Pada suatu ketika tahun 1000-an Masehi terjadi pergolakan perang di sana-sini sehingga Mokodaluduh beserta para pengikut yang setia meninggal Molibagu lalu tiba di Pasang Bentenan. Bentenan berasal dari kata Bentengang, bahasa sangir yang berarti “angkat bersama, perjuangan bersama,membawah beban berat oleh beberapa orang". Ditempat ini mereka tinggal tidak lama sebab diserang oleh Suku Mori utara teluk Tomini, Laloda dan Mangindanouw. Kemudian Mokodaludhu dan rombongan mengungsi lalu tiba di Pulisang. Pulisang berasal dari bahasa sangir yaitu kata Pelisang yang bearti terhindar dari musuh, tidak ketemu musuh. Rombongan membentuk sebuah formasi barisan pasukan berangkat menuju ke arah sebuah gunung, mereka berjalan mengintari (belitan) gunung lalu tempat itu diberi nama Gunung Lokong berarti (mengintari, mengelilingi, mengerumuni, menutupi) sekarang disebut Lokon. Mokodaluduh dan Baunia serta rombongan tinggal ditempat ini dan Baunia melahirkan seorang anak laki-laki lalu diberi nama Lokongbanua. Kemudian Mokodaluduh ingin mencari tempat seperti pasang Bentenan yaitu tempat berangkatnya perahu-perahu lalu tiba di pulau Manarauw (Manado Tua). Kata Manarou berasal dari bahasa Sangir yaitu Mararau; Marau yang artinya Jauh.
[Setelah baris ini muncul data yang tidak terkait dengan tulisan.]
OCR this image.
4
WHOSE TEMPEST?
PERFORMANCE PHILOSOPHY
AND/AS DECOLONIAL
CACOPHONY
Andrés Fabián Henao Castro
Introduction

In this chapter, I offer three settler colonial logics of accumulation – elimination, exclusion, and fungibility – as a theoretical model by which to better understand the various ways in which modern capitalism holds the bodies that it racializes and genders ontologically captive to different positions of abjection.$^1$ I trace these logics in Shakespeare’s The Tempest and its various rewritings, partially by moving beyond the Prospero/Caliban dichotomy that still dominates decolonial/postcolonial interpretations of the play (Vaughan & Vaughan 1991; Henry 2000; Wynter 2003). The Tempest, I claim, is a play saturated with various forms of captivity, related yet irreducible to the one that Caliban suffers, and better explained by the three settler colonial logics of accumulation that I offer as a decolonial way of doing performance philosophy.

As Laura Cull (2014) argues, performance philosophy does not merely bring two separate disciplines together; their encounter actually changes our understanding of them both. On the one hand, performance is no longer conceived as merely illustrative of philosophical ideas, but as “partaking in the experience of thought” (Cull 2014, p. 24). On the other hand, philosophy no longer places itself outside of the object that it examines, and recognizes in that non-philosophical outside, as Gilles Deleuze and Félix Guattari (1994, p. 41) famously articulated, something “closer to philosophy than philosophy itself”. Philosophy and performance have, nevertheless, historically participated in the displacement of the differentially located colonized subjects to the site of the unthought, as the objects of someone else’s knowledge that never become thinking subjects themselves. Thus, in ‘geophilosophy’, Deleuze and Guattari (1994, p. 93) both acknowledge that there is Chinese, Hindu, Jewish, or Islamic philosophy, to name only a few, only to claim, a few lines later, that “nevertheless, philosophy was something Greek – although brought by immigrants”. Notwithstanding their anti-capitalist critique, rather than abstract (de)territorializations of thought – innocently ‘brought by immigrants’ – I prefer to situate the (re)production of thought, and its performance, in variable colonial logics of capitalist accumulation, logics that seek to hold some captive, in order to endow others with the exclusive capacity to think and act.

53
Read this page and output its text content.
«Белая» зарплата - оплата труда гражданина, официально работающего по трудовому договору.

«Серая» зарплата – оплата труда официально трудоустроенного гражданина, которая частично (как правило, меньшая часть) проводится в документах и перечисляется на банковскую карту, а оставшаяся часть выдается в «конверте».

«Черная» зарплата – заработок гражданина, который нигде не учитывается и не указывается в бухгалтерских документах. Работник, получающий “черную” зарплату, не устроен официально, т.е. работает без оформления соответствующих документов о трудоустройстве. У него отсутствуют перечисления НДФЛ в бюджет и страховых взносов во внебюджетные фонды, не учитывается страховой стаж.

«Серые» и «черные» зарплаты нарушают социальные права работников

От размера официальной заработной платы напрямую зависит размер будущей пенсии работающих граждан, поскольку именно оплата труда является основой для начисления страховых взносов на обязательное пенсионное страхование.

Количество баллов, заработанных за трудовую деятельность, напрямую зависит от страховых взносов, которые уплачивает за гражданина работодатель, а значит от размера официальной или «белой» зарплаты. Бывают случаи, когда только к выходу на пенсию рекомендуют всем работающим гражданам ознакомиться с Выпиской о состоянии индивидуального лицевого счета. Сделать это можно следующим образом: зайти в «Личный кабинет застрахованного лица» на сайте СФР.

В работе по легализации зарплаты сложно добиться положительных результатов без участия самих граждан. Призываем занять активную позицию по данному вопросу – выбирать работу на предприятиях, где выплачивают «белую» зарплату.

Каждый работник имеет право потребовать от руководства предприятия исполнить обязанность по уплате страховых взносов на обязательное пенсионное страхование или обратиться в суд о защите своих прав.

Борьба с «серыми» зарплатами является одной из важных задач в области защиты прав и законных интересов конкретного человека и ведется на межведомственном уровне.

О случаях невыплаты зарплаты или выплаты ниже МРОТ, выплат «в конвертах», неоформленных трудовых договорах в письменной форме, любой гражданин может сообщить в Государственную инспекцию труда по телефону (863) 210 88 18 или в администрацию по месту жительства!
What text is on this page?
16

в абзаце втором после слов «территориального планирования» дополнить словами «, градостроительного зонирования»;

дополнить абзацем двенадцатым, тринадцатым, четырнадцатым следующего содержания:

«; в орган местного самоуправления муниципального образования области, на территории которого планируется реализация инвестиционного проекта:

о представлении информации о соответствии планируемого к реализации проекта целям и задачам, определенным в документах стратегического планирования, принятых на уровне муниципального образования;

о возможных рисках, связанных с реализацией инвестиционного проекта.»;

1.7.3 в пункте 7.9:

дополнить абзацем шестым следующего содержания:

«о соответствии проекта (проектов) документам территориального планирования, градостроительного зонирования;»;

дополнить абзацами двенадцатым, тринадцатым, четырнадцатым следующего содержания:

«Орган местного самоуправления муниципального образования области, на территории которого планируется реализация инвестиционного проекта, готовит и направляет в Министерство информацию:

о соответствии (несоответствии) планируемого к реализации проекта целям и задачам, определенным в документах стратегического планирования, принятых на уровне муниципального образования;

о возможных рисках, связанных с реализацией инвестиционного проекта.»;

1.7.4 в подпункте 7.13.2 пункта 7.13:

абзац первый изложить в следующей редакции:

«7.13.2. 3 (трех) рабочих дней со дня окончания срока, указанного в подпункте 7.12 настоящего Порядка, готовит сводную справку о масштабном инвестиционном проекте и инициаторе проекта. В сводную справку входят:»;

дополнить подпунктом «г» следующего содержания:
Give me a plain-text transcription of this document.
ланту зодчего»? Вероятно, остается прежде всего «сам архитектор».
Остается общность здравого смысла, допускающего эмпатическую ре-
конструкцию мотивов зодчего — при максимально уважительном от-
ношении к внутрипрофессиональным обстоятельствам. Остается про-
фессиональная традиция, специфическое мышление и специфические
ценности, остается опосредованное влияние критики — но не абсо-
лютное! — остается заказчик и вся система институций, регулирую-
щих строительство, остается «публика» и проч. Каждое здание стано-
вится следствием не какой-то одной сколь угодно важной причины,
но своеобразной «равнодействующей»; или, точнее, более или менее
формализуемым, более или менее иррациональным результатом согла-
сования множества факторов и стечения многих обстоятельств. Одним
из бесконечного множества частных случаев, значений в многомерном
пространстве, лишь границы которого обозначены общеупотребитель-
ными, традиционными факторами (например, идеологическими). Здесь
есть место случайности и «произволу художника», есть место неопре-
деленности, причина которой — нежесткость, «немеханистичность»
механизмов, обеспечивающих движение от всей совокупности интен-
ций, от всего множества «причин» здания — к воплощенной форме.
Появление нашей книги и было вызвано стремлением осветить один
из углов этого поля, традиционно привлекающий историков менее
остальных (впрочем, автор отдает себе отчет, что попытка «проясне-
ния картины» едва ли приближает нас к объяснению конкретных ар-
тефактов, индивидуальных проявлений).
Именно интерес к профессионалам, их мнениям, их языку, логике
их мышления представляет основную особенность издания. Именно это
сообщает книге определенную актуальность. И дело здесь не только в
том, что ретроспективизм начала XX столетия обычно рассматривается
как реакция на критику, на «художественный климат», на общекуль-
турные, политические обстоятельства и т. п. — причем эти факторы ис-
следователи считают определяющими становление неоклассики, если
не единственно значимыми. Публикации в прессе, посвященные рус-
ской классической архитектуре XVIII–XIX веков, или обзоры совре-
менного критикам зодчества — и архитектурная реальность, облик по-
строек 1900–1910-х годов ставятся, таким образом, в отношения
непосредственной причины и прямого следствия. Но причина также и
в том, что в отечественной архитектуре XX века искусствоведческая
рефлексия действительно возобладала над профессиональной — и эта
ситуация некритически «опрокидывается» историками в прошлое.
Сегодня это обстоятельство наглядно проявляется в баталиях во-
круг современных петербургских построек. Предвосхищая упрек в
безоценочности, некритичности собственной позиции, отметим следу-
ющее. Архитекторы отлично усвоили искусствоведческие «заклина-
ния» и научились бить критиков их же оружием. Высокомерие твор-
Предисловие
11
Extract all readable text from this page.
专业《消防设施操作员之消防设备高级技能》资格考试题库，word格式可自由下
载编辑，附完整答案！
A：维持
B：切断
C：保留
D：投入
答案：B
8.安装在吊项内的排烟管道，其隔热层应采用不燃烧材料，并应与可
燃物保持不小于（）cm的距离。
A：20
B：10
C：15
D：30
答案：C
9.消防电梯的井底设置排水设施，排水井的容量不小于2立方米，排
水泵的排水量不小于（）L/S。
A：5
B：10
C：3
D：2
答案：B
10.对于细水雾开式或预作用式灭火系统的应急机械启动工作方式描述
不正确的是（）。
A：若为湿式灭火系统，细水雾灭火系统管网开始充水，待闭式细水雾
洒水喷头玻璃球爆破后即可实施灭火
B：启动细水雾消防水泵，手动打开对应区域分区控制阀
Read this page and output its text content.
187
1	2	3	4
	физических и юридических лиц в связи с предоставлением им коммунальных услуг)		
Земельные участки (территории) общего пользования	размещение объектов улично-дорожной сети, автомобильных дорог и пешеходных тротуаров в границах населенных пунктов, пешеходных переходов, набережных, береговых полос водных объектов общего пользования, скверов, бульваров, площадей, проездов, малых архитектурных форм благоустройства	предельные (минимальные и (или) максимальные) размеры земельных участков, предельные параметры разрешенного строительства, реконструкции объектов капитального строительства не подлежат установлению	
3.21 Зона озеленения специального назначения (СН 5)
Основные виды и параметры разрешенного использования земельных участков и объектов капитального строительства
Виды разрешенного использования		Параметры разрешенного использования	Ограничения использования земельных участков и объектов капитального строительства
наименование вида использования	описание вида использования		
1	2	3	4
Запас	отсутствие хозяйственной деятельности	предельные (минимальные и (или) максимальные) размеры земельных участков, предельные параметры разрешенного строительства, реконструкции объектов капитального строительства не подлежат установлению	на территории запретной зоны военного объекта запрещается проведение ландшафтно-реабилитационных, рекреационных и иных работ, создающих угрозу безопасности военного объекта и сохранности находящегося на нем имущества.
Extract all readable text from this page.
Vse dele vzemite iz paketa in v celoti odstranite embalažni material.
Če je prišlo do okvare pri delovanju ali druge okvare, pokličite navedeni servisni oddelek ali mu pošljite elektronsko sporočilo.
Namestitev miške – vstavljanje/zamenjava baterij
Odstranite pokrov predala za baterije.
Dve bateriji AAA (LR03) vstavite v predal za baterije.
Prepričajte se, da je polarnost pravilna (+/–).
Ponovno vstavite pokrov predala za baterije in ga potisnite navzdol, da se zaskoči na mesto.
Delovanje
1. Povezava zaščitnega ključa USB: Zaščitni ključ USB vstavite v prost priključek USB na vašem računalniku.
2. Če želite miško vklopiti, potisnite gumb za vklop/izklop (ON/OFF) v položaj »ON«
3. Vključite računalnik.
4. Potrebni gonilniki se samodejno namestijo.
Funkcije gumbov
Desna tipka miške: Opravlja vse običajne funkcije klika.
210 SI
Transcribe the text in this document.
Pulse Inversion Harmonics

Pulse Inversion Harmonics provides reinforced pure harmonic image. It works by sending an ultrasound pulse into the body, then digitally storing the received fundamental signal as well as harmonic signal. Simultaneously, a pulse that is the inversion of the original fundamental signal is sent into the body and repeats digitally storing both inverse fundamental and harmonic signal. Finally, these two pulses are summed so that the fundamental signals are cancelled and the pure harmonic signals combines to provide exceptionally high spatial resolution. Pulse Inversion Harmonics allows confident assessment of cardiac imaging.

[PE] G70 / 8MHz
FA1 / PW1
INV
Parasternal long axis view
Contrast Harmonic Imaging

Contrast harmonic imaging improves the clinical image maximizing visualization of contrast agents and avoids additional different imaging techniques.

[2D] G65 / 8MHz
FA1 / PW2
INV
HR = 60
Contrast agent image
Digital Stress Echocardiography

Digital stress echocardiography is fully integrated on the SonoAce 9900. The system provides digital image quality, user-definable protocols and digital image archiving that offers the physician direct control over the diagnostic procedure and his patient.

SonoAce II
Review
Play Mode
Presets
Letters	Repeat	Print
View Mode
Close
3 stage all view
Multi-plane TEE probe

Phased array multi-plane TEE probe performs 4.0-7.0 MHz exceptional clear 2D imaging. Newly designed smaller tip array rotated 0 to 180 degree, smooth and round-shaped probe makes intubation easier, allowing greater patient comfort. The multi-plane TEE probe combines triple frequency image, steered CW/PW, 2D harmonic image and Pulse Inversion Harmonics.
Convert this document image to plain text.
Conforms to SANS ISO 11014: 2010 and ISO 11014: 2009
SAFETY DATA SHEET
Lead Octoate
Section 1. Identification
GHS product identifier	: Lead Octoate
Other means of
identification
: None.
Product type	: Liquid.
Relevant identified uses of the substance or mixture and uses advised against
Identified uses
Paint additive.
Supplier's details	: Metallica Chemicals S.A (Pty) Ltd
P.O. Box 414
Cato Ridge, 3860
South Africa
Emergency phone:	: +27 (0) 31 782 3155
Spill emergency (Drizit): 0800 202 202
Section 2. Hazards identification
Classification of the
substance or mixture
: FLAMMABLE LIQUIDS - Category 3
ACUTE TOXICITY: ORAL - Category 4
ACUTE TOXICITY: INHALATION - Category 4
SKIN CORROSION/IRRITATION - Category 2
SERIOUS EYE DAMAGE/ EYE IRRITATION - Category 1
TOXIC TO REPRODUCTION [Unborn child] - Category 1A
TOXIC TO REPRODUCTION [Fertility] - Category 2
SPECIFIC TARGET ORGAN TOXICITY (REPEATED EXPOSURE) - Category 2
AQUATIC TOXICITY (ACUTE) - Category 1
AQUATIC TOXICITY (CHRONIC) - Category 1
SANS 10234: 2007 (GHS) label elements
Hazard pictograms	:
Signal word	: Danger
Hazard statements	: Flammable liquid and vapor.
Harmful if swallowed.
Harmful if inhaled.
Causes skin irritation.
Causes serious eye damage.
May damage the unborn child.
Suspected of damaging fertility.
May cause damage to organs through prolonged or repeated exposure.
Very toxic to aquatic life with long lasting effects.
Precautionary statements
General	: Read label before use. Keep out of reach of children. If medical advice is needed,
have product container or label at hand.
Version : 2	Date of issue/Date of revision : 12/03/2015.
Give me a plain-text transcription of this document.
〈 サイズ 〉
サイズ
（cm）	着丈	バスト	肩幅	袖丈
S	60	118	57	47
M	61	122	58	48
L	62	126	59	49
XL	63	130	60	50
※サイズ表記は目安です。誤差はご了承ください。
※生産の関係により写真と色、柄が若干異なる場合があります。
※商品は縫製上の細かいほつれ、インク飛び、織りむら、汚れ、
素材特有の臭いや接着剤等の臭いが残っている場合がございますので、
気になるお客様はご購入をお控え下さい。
Mokodaluduh bersama rombongannya membangun kembali kerajaan Bowontehu dengan pusat pulau Manarouw dengan gelar Kulano. Di Manarouw ini Mokodoludud dan Baunia dikaruniai lagi anak yang bernama, Jayubangkai, Uringsangiang dan Sinangiang. Penduduk kerajaan ini berkembang bertambah banyak sehingga sebagian mendiami daerah bagian utara dataran pulau Sulawesi yaitu Gahenang/Mahenang nama kuno untuk Wenang berasal dari bahasa Sangir Tua yaitu artinya api yang menyala/ bercahaya/ bersinar (suluh, obor, api unggun). Perpindahan dilakukan dengan menggunakan perahu (Bininta), melalui tempat yang bernama Tumumpa berasal dari bahasa Sangir yang artinya turun sambil melompat,kemudian menetap di Singkil berasal dari bahasa sangir Singkile artinya pindah atau menyingkir.
Dari sisi kewaktuan, mite di atas perlu di telusuri lagi sebab bila melihat data empiris yang ada dimana periode Kerajaan Bowontehu berlasung dari tahun 1400 sampai dengan 1500, di lajutkan dengan Periode Kerajaan Manado  (1500-1678),  sedangkan periode kerajaan – kerajaan Sangihe dan Talaud dimulai pada tahun 1425  sampai dengan pudarnya kerajaan – kerajaan itu pada tahun 1950 – 1951 dengan munculnya sistem pemerintahan daerah dalam era Republik Indonesia sesuai Konferensi Meja Bundar yang membawakan pengakuan atas kemerdekaan dan kedaulatan Republik Indonesia.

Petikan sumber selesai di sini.